Innovative technologies

As for its Singapore and Malaysian markets, IHH will concentrate on its business-as-usual activities, but the group will also be focusing on new medical technologies.

“We are bringing out better technologies, which will help us treat conditions in less invasive ways and give our patients a better quality of life.

“For example, in Singapore, we are launching CAR T-cell therapy, which basically shapes the body’s own white blood cells to seek out and destroy cancer cells. So, it is a much more targeted treatment than chemotherapy. For cancer treatment, we are also building a proton beam centre in Singapore, which we seek to launch next year.
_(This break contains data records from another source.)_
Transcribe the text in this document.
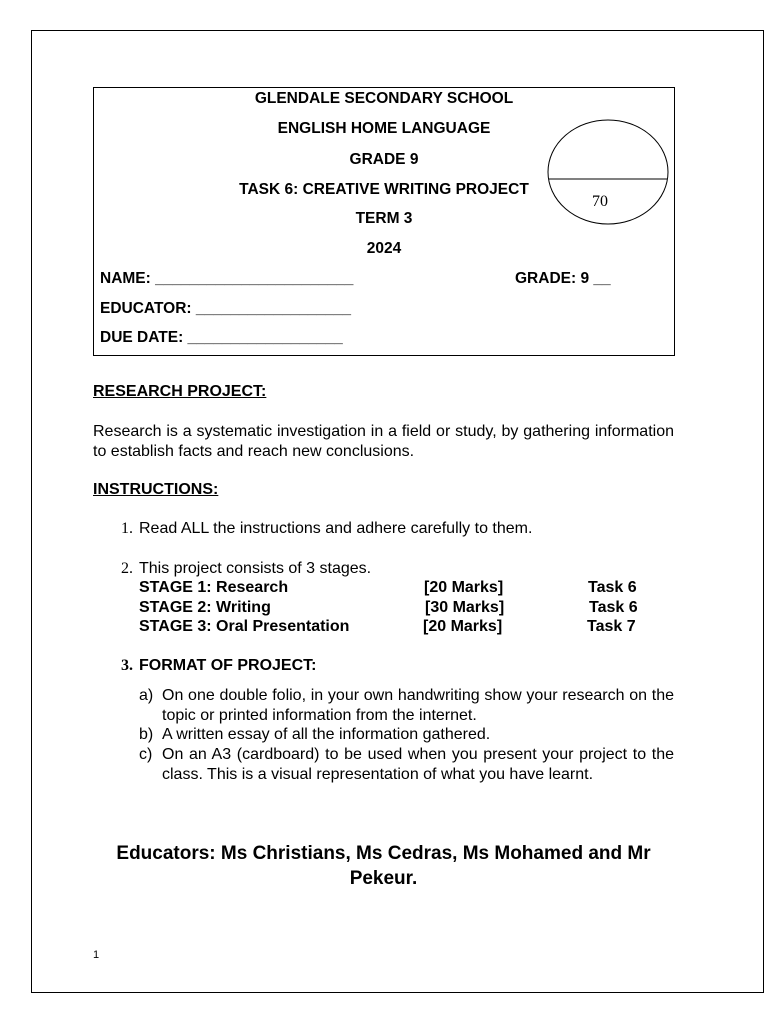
GLENDALE SECONDARY SCHOOL
ENGLISH HOME LANGUAGE
GRADE 9
TASK 6: CREATIVE WRITING PROJECT
TERM 3
2024
NAME: _______________________	GRADE: 9 __
EDUCATOR: __________________
DUE DATE: __________________
70
RESEARCH PROJECT:
Research is a systematic investigation in a field or study, by gathering information to establish facts and reach new conclusions.
INSTRUCTIONS:
1. Read ALL the instructions and adhere carefully to them.
2. This project consists of 3 stages.
STAGE 1: Research	[20 Marks]	Task 6
STAGE 2: Writing	[30 Marks]	Task 6
STAGE 3: Oral Presentation	[20 Marks]	Task 7
3. FORMAT OF PROJECT:
a) On one double folio, in your own handwriting show your research on the topic or printed information from the internet.
b) A written essay of all the information gathered.
c) On an A3 (cardboard) to be used when you present your project to the class. This is a visual representation of what you have learnt.
Educators: Ms Christians, Ms Cedras, Ms Mohamed and Mr Pekeur.
1
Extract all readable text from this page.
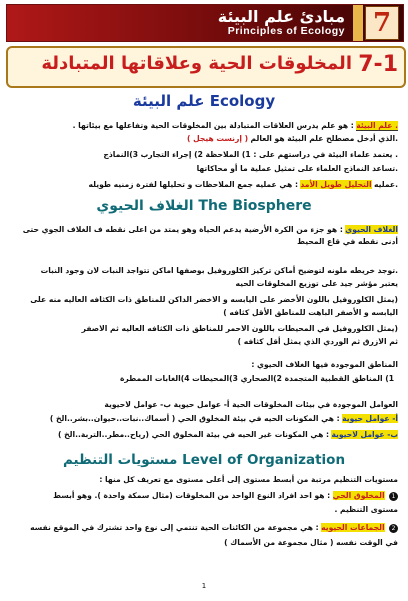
مبادئ علم البيئة
Principles of Ecology	7
7-1
المخلوقات الحية وعلاقاتها المتبادلة
علم البيئة Ecology
. علم البيئة : هو علم يدرس العلاقات المتبادلة بين المخلوقات الحية وتفاعلها مع بيئاتها .
.الذي أدخل مصطلح علم البيئة هو العالم ( إرنست هيجل )
. يعتمد علماء البيئة في دراستهم على : 1) الملاحظة 2) إجراء التجارب 3)النماذج
.تساعد النماذج العلماء على تمثيل عملية ما أو محاكاتها
.عمليه التحليل طويل الأمد : هي عمليه جمع الملاحظات و تحليلها لفترة زمنيه طويله
الغلاف الحيوي The Biosphere
الغلاف الحيوي : هو جزء من الكرة الأرضية يدعم الحياة وهو يمتد من اعلى نقطه ف الغلاف الجوي حتى أدنى نقطه في قاع المحيط
.توجد خريطه ملونه لتوضيح أماكن تركيز الكلوروفيل بوصفها اماكن تتواجد النبات لان وجود النبات
يعتبر مؤشر جيد على توزيع المخلوقات الحيه
(يمثل الكلوروفيل باللون الأخضر على اليابسه و الاخضر الداكن للمناطق ذات الكثافه العاليه منه على
اليابسه و الأصفر الباهت للمناطق الأقل كثافه )
(يمثل الكلوروفيل في المحيطات باللون الاحمر للمناطق ذات الكثافه العاليه ثم الاصفر
ثم الازرق ثم الوردي الذي يمثل أقل كثافه )
المناطق الموجودة فيها الغلاف الحيوي :
1) المناطق القطبية المتجمدة 2)الصحاري 3)المحيطات 4)الغابات الممطرة
العوامل الموجودة في بيئات المخلوقات الحية أ- عوامل حيوية ب- عوامل لاحيوية
أ- عوامل حيوية : هي المكونات الحيه في بيئة المخلوق الحي ( أسماك..نبات..حيوان..بشر..الخ )
ب- عوامل لاحيوية : هي المكونات غير الحيه في بيئة المخلوق الحي (رياح..مطر..التربة..الخ )
مستويات التنظيم Level of Organization
مستويات التنظيم مرتبة من أبسط مستوى إلى أعلى مستوى مع تعريف كل منها :
1 المخلوق الحي : هو احد افراد النوع الواحد من المخلوقات (مثال سمكة واحدة ). وهو أبسط
مستوى التنظيم .
2 الجماعات الحيويه : هي مجموعة من الكائنات الحية تنتمي إلى نوع واحد تشترك في الموقع نفسه
في الوقت نفسه ( مثال مجموعة من الأسماك )
1
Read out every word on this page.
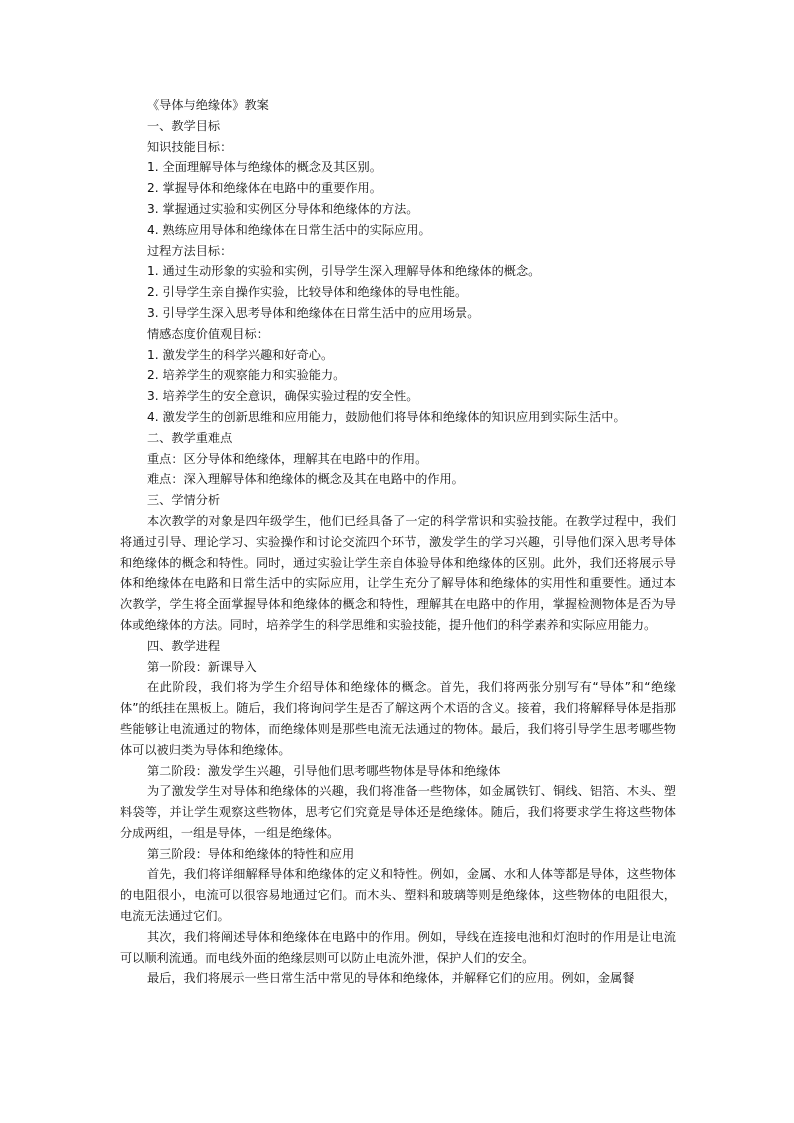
《导体与绝缘体》教案

一、教学目标

知识技能目标：

1. 全面理解导体与绝缘体的概念及其区别。

2. 掌握导体和绝缘体在电路中的重要作用。

3. 掌握通过实验和实例区分导体和绝缘体的方法。

4. 熟练应用导体和绝缘体在日常生活中的实际应用。

过程方法目标：

1. 通过生动形象的实验和实例，引导学生深入理解导体和绝缘体的概念。

2. 引导学生亲自操作实验，比较导体和绝缘体的导电性能。

3. 引导学生深入思考导体和绝缘体在日常生活中的应用场景。

情感态度价值观目标：

1. 激发学生的科学兴趣和好奇心。

2. 培养学生的观察能力和实验能力。

3. 培养学生的安全意识，确保实验过程的安全性。

4. 激发学生的创新思维和应用能力，鼓励他们将导体和绝缘体的知识应用到实际生活中。

二、教学重难点

重点：区分导体和绝缘体，理解其在电路中的作用。

难点：深入理解导体和绝缘体的概念及其在电路中的作用。

三、学情分析

本次教学的对象是四年级学生，他们已经具备了一定的科学常识和实验技能。在教学过程中，我们将通过引导、理论学习、实验操作和讨论交流四个环节，激发学生的学习兴趣，引导他们深入思考导体和绝缘体的概念和特性。同时，通过实验让学生亲自体验导体和绝缘体的区别。此外，我们还将展示导体和绝缘体在电路和日常生活中的实际应用，让学生充分了解导体和绝缘体的实用性和重要性。通过本次教学，学生将全面掌握导体和绝缘体的概念和特性，理解其在电路中的作用，掌握检测物体是否为导体或绝缘体的方法。同时，培养学生的科学思维和实验技能，提升他们的科学素养和实际应用能力。

四、教学进程

第一阶段：新课导入

在此阶段，我们将为学生介绍导体和绝缘体的概念。首先，我们将两张分别写有“导体”和“绝缘体”的纸挂在黑板上。随后，我们将询问学生是否了解这两个术语的含义。接着，我们将解释导体是指那些能够让电流通过的物体，而绝缘体则是那些电流无法通过的物体。最后，我们将引导学生思考哪些物体可以被归类为导体和绝缘体。

第二阶段：激发学生兴趣，引导他们思考哪些物体是导体和绝缘体

为了激发学生对导体和绝缘体的兴趣，我们将准备一些物体，如金属铁钉、铜线、铝箔、木头、塑料袋等，并让学生观察这些物体，思考它们究竟是导体还是绝缘体。随后，我们将要求学生将这些物体分成两组，一组是导体，一组是绝缘体。

第三阶段：导体和绝缘体的特性和应用

首先，我们将详细解释导体和绝缘体的定义和特性。例如，金属、水和人体等都是导体，这些物体的电阻很小，电流可以很容易地通过它们。而木头、塑料和玻璃等则是绝缘体，这些物体的电阻很大，电流无法通过它们。

其次，我们将阐述导体和绝缘体在电路中的作用。例如，导线在连接电池和灯泡时的作用是让电流可以顺利流通。而电线外面的绝缘层则可以防止电流外泄，保护人们的安全。

最后，我们将展示一些日常生活中常见的导体和绝缘体，并解释它们的应用。例如，金属餐
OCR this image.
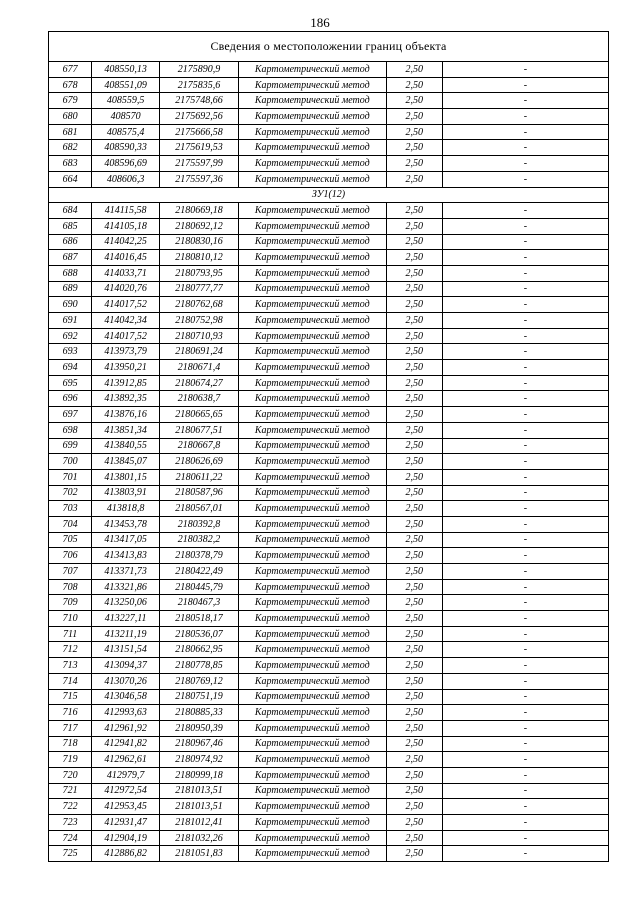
186
Сведения о местоположении границ объекта					
677	408550,13	2175890,9	Картометрический метод	2,50	-
678	408551,09	2175835,6	Картометрический метод	2,50	-
679	408559,5	2175748,66	Картометрический метод	2,50	-
680	408570	2175692,56	Картометрический метод	2,50	-
681	408575,4	2175666,58	Картометрический метод	2,50	-
682	408590,33	2175619,53	Картометрический метод	2,50	-
683	408596,69	2175597,99	Картометрический метод	2,50	-
664	408606,3	2175597,36	Картометрический метод	2,50	-
ЗУ1(12)					
684	414115,58	2180669,18	Картометрический метод	2,50	-
685	414105,18	2180692,12	Картометрический метод	2,50	-
686	414042,25	2180830,16	Картометрический метод	2,50	-
687	414016,45	2180810,12	Картометрический метод	2,50	-
688	414033,71	2180793,95	Картометрический метод	2,50	-
689	414020,76	2180777,77	Картометрический метод	2,50	-
690	414017,52	2180762,68	Картометрический метод	2,50	-
691	414042,34	2180752,98	Картометрический метод	2,50	-
692	414017,52	2180710,93	Картометрический метод	2,50	-
693	413973,79	2180691,24	Картометрический метод	2,50	-
694	413950,21	2180671,4	Картометрический метод	2,50	-
695	413912,85	2180674,27	Картометрический метод	2,50	-
696	413892,35	2180638,7	Картометрический метод	2,50	-
697	413876,16	2180665,65	Картометрический метод	2,50	-
698	413851,34	2180677,51	Картометрический метод	2,50	-
699	413840,55	2180667,8	Картометрический метод	2,50	-
700	413845,07	2180626,69	Картометрический метод	2,50	-
701	413801,15	2180611,22	Картометрический метод	2,50	-
702	413803,91	2180587,96	Картометрический метод	2,50	-
703	413818,8	2180567,01	Картометрический метод	2,50	-
704	413453,78	2180392,8	Картометрический метод	2,50	-
705	413417,05	2180382,2	Картометрический метод	2,50	-
706	413413,83	2180378,79	Картометрический метод	2,50	-
707	413371,73	2180422,49	Картометрический метод	2,50	-
708	413321,86	2180445,79	Картометрический метод	2,50	-
709	413250,06	2180467,3	Картометрический метод	2,50	-
710	413227,11	2180518,17	Картометрический метод	2,50	-
711	413211,19	2180536,07	Картометрический метод	2,50	-
712	413151,54	2180662,95	Картометрический метод	2,50	-
713	413094,37	2180778,85	Картометрический метод	2,50	-
714	413070,26	2180769,12	Картометрический метод	2,50	-
715	413046,58	2180751,19	Картометрический метод	2,50	-
716	412993,63	2180885,33	Картометрический метод	2,50	-
717	412961,92	2180950,39	Картометрический метод	2,50	-
718	412941,82	2180967,46	Картометрический метод	2,50	-
719	412962,61	2180974,92	Картометрический метод	2,50	-
720	412979,7	2180999,18	Картометрический метод	2,50	-
721	412972,54	2181013,51	Картометрический метод	2,50	-
722	412953,45	2181013,51	Картометрический метод	2,50	-
723	412931,47	2181012,41	Картометрический метод	2,50	-
724	412904,19	2181032,26	Картометрический метод	2,50	-
725	412886,82	2181051,83	Картометрический метод	2,50	-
“In Malaysia, we will be one of the first for Gamma Knife Radiosurgery, which can be used to treat brain tumours,” he says.

Asked whether the group is looking to sell International Medical University (IMU), its education arm, Loh says: “It is fair to say that, in any part of business, we may ask questions about whether we are the best owner and in the best position to bring about synergies.

“But, at this point in time, we have nothing to announce [on the matter].”

In a Feb 24 note, RHB Research maintained its “buy” call on IHH with a target price of RM7.35. It reckons that the group’s recovery trajectory remains on track, further complemented by its appetite for acquiring strategic assets and developing its high-margin diagnostics business.

CGS-CIMB Research, in a Feb 24, maintained its “add” call on the stock, with a target price of RM8.33, as it says IHH’s growth in FY2023 and FY2024 will be underpinned by the recovery of patient volume and cost savings, as well as existing and potential acquisitions.

Down 13% year-to-date, IHH shares closed at RM6.41 last Friday (March 11), giving the company a market capitalisation of RM56 billion.